Face à ces vérités, que faire aujourd’hui ? Comprendre, de toute urgence, la nécessité de ne pas se tromper de débat, l’impératif de ne pas mépriser les enjeux et les différentes implications de ce psychodrame. Faisons face, la tête haute et mobilisons-nous. Oui, une de nos filles a disparu et les responsables sont connus. Ils doivent à Vanessa des explications et la meilleure de ces explications est qu’on lui restitue son bébé.

Le bébé mort à Nkoteng n’est pas la fille de Vanessa

J’ai beaucoup de respect et d’amitié pour le Professeur Ndo Anderson SAMA sait mieux que quiconque que les photos qui sont présentées comme étant celles du bébé de Vanessa retrouvé mort à Nkoteng ne correspondent pas à la réalité. La vérité est que le bébé de Vanessa est ici à Yaoundé. Voilà pourquoi le peuple camerounais mérite explication afin qu’il puisse à nouveau faire confiance à nos différentes administrations. Elles ne doivent pas se vêtir des pouvoirs extraordinaires d’écrasement du peuple et ici il s’agit d’une jeune fille qui réclame qu’on lui restitue son bébé.

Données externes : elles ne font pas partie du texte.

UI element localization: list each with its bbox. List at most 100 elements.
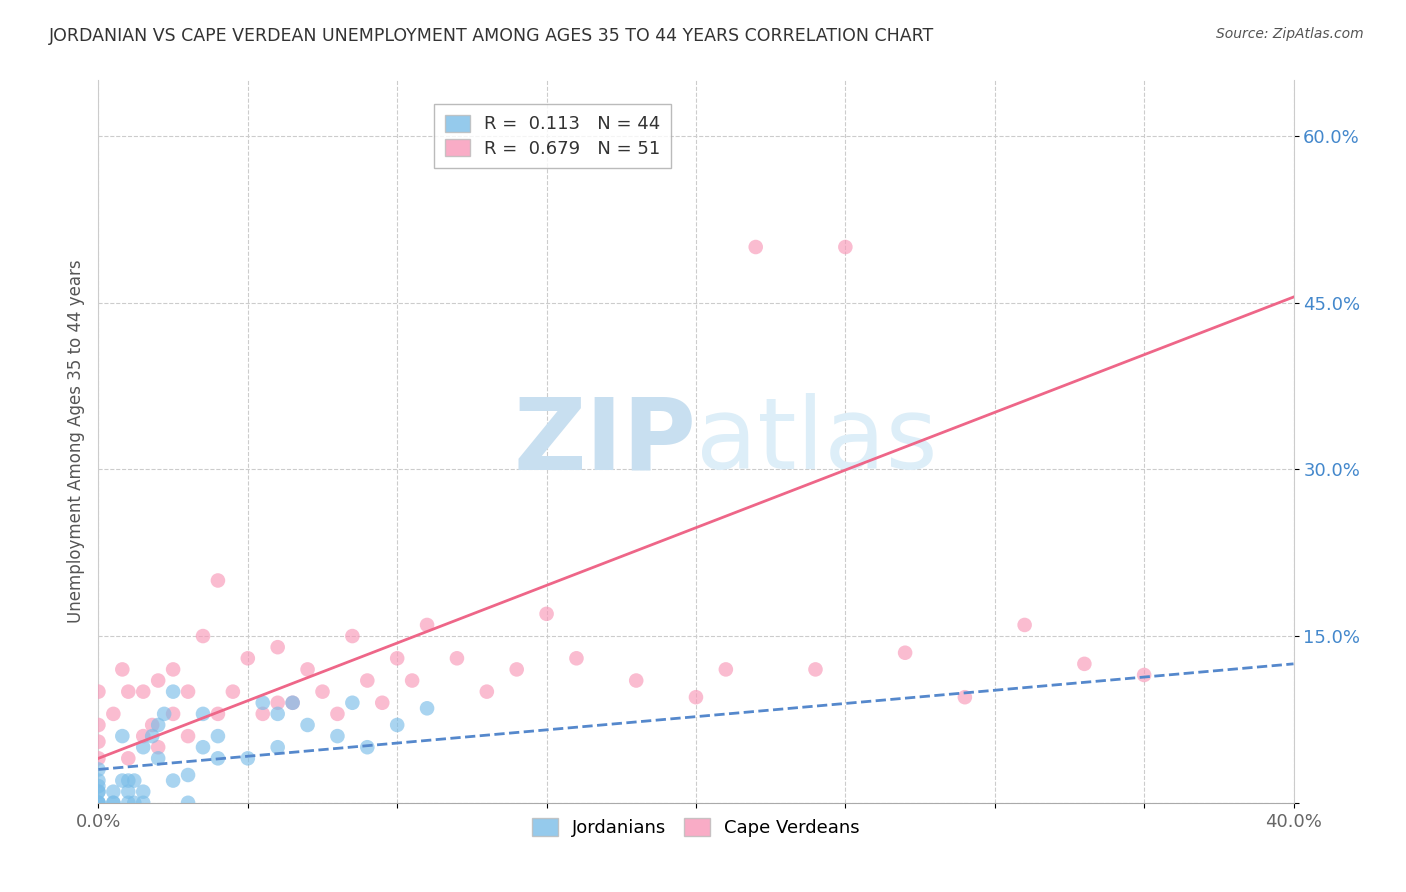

Ce bébé est vivant nous en avons des preuves et nous les avons présentées à qui de droit. En rendant à Vanessa son bébé, je le sais, c’est la chute des fétiches mais pas la chute de la tribu ! Elle se relèvera si elle s’inscrit dans une certaine éthique. J’interpelle les Evêques du Cameroun afin qu’ils nous viennent en aident parce que c’est aussi leur travail. J’invite la police camerounaise à faire son travail, j’invite les magistrats à honorer leur profession. Expressément je demande à madame la ministre des Affaires Sociales à s’exprimer le plus rapidement possible car elle détient l’une des meilleures clés de solution à ce problème – Demain il sera trop tard !

Ce que nous devons idolâtrer ce n’est pas la fonction mais le service que l’on rend au quotidien à ses concitoyens. Voilà pourquoi j’invite tous les habitants de Yaoundé à la mobilisation, nous devons refuser de danser autour de faux symboles, de faux totems : Agisons, agissons, rendons à Vanessa sa fille. En posant cet acte, nous allons nous rendre à nous-mêmes notre dignité volée, nous allons rendre à notre mémoire sa dignité, oui c’est un engagement qui a un sens. Oui pour que chacun y croit.

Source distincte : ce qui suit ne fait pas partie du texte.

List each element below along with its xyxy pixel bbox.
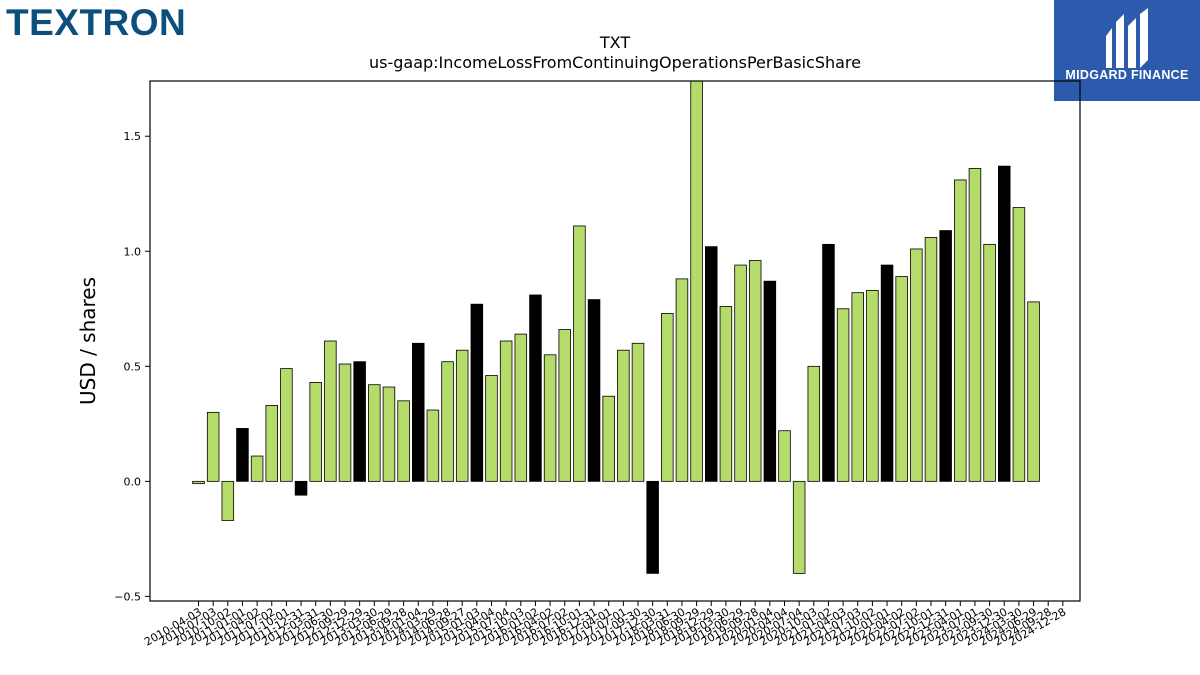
bar-2023-12-30 xyxy=(998,165,1011,482)
y-tick-label: 1.0 xyxy=(124,245,142,258)
bar-2016-12-31 xyxy=(587,299,601,482)
bar-2016-04-02 xyxy=(543,354,557,482)
bar-2021-10-02 xyxy=(866,289,879,482)
bar-2017-07-01 xyxy=(617,349,630,482)
bar-2019-09-28 xyxy=(748,260,762,482)
bar-2018-06-30 xyxy=(675,278,689,482)
bar-2022-12-31 xyxy=(939,230,952,482)
bar-2018-09-29 xyxy=(690,80,703,482)
bar-2020-04-04 xyxy=(778,430,791,482)
bar-2019-06-29 xyxy=(734,264,747,482)
bar-2017-12-30 xyxy=(646,480,659,574)
bars-group xyxy=(192,80,1040,574)
partner-name: MIDGARD FINANCE xyxy=(1065,68,1189,82)
bar-2013-03-30 xyxy=(368,384,381,482)
partner-logo-icon xyxy=(1106,8,1148,68)
bar-2021-04-03 xyxy=(836,308,850,482)
y-tick-label: 0.5 xyxy=(124,360,142,373)
bar-2014-06-28 xyxy=(441,361,454,482)
y-axis-label: USD / shares xyxy=(76,277,100,405)
bar-2022-04-02 xyxy=(895,276,908,482)
bar-2018-12-29 xyxy=(705,246,718,482)
bar-2016-10-01 xyxy=(573,225,586,482)
bar-2022-07-02 xyxy=(910,248,923,482)
bar-2015-01-03 xyxy=(470,303,484,482)
chart-subtitle: us-gaap:IncomeLossFromContinuingOperatio… xyxy=(369,53,861,72)
partner-logo-bg xyxy=(1054,0,1200,101)
bar-2020-01-04 xyxy=(763,280,777,482)
bar-2011-10-01 xyxy=(280,368,293,482)
bar-2014-03-29 xyxy=(426,409,440,482)
y-axis: −0.5 0.0 0.5 1.0 1.5 xyxy=(114,130,150,603)
bar-2014-09-27 xyxy=(455,349,469,482)
bar-2010-04-03 xyxy=(192,480,205,485)
bar-2024-03-30 xyxy=(1012,207,1026,482)
bar-2011-07-02 xyxy=(265,405,278,482)
bar-2015-07-04 xyxy=(499,340,513,482)
bar-2016-01-02 xyxy=(529,294,542,482)
bar-2015-10-03 xyxy=(514,333,528,482)
bar-2010-10-02 xyxy=(221,480,235,521)
bar-2023-07-01 xyxy=(968,168,982,482)
bar-2021-01-02 xyxy=(822,243,835,482)
bar-2022-10-01 xyxy=(924,237,938,482)
bar-2017-04-01 xyxy=(602,395,615,482)
bar-2012-12-29 xyxy=(353,361,366,482)
bar-2017-09-30 xyxy=(631,342,645,482)
bar-2023-09-30 xyxy=(983,243,996,482)
bar-2010-07-03 xyxy=(206,411,220,482)
brand-logo: TEXTRON xyxy=(6,2,187,43)
bar-2012-09-29 xyxy=(338,363,352,482)
bar-2015-04-04 xyxy=(485,375,498,482)
y-tick-label: −0.5 xyxy=(114,590,141,603)
bar-2011-01-01 xyxy=(236,428,249,482)
bar-2020-07-04 xyxy=(792,480,806,574)
bar-2023-04-01 xyxy=(954,179,967,482)
bar-2021-07-03 xyxy=(851,292,865,482)
bar-2022-01-01 xyxy=(880,264,894,482)
bar-2012-03-31 xyxy=(309,382,322,482)
bar-2016-07-02 xyxy=(558,329,572,482)
bar-2011-04-02 xyxy=(250,455,264,482)
bar-2012-06-30 xyxy=(324,340,337,482)
chart-title: TXT xyxy=(599,33,630,52)
bar-2011-12-31 xyxy=(294,480,308,496)
bar-2020-10-03 xyxy=(807,365,821,482)
bar-2018-03-31 xyxy=(661,312,674,482)
partner-logo-mark xyxy=(1054,0,1200,101)
partner-logo: MIDGARD FINANCE xyxy=(1054,0,1200,101)
bar-2024-06-29 xyxy=(1027,301,1040,482)
x-axis: 2010-04-032010-07-032010-10-022011-01-01… xyxy=(142,601,1068,649)
bar-2019-03-30 xyxy=(719,306,733,482)
plot-frame xyxy=(149,80,1081,602)
y-tick-label: 1.5 xyxy=(124,130,142,143)
bar-2014-01-04 xyxy=(411,342,425,482)
y-tick-label: 0.0 xyxy=(124,475,142,488)
bar-2013-06-29 xyxy=(382,386,396,482)
bar-2013-09-28 xyxy=(397,400,410,482)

Maintenant, nous qui avons la critique facile comme je le lis dans différents sites, vous qui parler d’une récupération, sachez que FOUDA n’a pas attendu un bébé volé pour s’occuper des problèmes des enfants. En 2001 j’ai écrit mon premier ouvrage chez L’Harmattan : Notion de réussite ou d’échec dans la filiation adoption dont voici le lien http://www.editions-harmattan.fr/index.asp?navig=catalogue&obj=livre&no=12874. Le peuple camerounais dans cette affaire du bébé volé de Vanessa Tchatchou est plus dangereux que ceux qui ont enlevé le bébé, vous « peuple » camerounais d’Internet votre responsabilité est certainement supérieure à celle des voleurs de ce bébé.

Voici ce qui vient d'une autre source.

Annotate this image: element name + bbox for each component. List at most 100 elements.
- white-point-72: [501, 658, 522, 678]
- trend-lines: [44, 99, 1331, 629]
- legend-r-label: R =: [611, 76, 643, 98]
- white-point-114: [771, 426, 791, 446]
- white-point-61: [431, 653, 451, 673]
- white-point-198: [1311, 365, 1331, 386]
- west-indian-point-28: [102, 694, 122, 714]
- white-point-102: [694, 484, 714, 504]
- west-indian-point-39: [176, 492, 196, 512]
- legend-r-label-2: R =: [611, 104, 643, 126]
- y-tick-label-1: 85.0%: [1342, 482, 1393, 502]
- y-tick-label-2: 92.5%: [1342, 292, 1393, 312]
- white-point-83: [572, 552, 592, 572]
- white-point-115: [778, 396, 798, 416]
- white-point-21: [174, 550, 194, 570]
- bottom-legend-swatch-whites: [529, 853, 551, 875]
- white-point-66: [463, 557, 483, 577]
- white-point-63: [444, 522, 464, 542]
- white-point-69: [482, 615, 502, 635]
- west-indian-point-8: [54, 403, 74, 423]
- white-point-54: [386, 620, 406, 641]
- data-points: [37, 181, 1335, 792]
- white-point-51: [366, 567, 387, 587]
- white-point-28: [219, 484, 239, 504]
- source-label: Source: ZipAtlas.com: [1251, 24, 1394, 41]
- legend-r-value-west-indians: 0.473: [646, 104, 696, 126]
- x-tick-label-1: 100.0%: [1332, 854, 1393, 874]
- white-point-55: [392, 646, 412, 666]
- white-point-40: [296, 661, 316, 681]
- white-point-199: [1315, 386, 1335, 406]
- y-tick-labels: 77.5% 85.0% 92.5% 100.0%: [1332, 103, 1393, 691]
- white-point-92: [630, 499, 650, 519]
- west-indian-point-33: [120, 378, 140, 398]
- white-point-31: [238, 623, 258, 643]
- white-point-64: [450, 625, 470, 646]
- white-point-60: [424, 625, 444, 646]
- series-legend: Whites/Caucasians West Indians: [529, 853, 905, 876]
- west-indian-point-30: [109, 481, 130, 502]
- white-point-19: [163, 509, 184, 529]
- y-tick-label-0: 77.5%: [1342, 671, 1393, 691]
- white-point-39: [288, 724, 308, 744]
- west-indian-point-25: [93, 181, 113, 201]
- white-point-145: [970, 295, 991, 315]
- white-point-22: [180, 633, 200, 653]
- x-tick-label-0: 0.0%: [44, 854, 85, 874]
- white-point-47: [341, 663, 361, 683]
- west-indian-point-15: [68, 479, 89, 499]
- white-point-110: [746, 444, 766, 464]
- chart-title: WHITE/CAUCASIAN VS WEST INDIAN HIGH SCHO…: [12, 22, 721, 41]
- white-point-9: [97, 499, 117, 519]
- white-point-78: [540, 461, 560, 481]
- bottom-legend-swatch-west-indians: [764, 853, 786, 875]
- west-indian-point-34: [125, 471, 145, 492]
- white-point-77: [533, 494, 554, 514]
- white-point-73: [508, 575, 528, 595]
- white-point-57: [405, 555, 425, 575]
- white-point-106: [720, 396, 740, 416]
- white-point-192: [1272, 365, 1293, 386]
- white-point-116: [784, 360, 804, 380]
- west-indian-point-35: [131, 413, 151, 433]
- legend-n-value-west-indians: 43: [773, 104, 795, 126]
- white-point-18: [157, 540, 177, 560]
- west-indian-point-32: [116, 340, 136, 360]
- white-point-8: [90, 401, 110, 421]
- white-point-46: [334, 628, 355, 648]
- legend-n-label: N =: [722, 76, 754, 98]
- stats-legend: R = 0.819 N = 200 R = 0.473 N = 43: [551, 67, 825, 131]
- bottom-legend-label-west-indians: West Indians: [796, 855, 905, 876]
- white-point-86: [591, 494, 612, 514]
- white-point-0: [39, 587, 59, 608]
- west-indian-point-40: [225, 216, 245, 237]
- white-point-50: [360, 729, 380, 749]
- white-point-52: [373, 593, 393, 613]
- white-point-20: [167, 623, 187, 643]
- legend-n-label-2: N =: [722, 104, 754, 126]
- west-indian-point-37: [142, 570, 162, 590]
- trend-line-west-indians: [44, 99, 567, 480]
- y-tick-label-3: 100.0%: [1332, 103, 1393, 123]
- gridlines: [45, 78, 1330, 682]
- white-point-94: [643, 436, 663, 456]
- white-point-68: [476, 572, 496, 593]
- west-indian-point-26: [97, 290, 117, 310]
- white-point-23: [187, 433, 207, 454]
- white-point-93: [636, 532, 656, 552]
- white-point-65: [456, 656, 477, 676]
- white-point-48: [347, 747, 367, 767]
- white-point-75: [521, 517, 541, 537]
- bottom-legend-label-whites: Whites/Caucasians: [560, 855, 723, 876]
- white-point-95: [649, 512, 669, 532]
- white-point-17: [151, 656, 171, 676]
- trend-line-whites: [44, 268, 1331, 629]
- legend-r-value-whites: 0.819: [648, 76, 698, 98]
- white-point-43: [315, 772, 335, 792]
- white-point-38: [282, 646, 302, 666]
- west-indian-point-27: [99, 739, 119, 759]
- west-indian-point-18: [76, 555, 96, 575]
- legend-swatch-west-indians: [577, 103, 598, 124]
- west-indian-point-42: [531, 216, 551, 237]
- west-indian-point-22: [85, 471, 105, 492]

Voici une page facebook que nous avons ouvert Jean-Bruno Tagné du Quotidien le Jour http://www.facebook.com/groups/130891943696276/ et moi, soutenus par deux autres journalistes pendant vous, peuple d’internautes faites dans la délation voire dans l’humiliation de cette petite fille ! Si vous n’êtes pas capables de vous mobiliser pour un bébé c’est certain que vous ne vous mobiliserez pas pour le pays. La bouche la bouche a construit Yaoundé en une journée. Trois fois arrêté par la police, ça suffit pour moi.